Sometimes, opportunities around the world lead straight back to South Jersey
By Elyse Notarianni
Photography by David Michael Howarth
Mary i hasn’t left her home since the pandemic started. Alongside her partner Nancy Schroeck, she’s spent the last year on her 13-acre Mullica Hill farm planting herbs, growing vegetables, picking berries and raising chickens.
But they’ve been far from isolated. Since last May, their farm, Sunshine Farm and Learning Center, has been a temporary home for off-the-beaten-path, pandemic-weary travelers looking for an escape.
“When the pandemic hit, so many people needed a place to go,” says Mary. “They were confined in their apartments and needed fresh air, or they lost their jobs and needed to feel useful. They wanted to learn how to grow their own food, how to work with their hands.”

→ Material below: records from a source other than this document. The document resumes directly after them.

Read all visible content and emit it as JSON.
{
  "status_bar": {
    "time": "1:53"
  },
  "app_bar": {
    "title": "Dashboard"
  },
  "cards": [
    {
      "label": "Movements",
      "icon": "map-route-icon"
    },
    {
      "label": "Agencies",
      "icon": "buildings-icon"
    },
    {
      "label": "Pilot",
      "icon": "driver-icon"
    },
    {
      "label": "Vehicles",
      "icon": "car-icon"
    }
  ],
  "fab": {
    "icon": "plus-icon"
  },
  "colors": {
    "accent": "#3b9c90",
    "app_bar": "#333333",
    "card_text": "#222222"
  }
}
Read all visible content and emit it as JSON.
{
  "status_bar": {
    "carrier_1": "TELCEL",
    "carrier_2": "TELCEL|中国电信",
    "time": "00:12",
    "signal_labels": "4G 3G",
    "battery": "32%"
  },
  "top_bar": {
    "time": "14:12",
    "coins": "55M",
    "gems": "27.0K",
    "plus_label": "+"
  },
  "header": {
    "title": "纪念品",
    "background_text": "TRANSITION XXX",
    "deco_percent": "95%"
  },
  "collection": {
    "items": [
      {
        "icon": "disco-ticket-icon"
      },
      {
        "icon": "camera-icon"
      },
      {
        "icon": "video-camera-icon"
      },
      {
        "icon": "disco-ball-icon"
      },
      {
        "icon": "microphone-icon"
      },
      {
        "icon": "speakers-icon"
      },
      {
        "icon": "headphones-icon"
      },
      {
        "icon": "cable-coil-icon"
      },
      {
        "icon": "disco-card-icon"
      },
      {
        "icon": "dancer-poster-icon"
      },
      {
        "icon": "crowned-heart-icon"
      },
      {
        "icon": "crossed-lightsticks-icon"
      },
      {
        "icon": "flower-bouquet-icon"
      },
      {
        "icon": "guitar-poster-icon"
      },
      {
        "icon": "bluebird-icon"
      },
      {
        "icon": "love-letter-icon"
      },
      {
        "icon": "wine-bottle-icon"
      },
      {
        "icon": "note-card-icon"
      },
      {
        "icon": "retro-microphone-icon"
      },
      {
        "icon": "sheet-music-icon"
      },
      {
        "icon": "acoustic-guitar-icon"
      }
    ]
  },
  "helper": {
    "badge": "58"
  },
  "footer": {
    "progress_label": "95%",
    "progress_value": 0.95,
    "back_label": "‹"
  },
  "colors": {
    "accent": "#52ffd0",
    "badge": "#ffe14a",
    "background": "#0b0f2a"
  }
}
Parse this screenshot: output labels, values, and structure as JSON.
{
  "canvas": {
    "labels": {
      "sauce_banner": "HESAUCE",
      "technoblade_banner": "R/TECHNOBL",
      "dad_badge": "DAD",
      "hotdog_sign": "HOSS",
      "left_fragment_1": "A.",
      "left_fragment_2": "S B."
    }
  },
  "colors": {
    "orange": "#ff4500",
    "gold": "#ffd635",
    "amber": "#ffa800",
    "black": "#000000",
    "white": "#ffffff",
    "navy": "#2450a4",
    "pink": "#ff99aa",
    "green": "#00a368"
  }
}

Mary understands that feeling. Her father was the fire department chief in Camden, and she grew up feeling suffocated by city life. She bought the farm 41 years ago when she was 27, working to build it acre by acre while pursuing her career as a musician and event entertainer. (She legally changed her full name to Mary i – lowercase i and all – for a more memorable stage name.) She helped build the farmhouse with her own 2 hands because “it’s hard to get a mortgage when you tell the bank you’re a professional clown,” she says.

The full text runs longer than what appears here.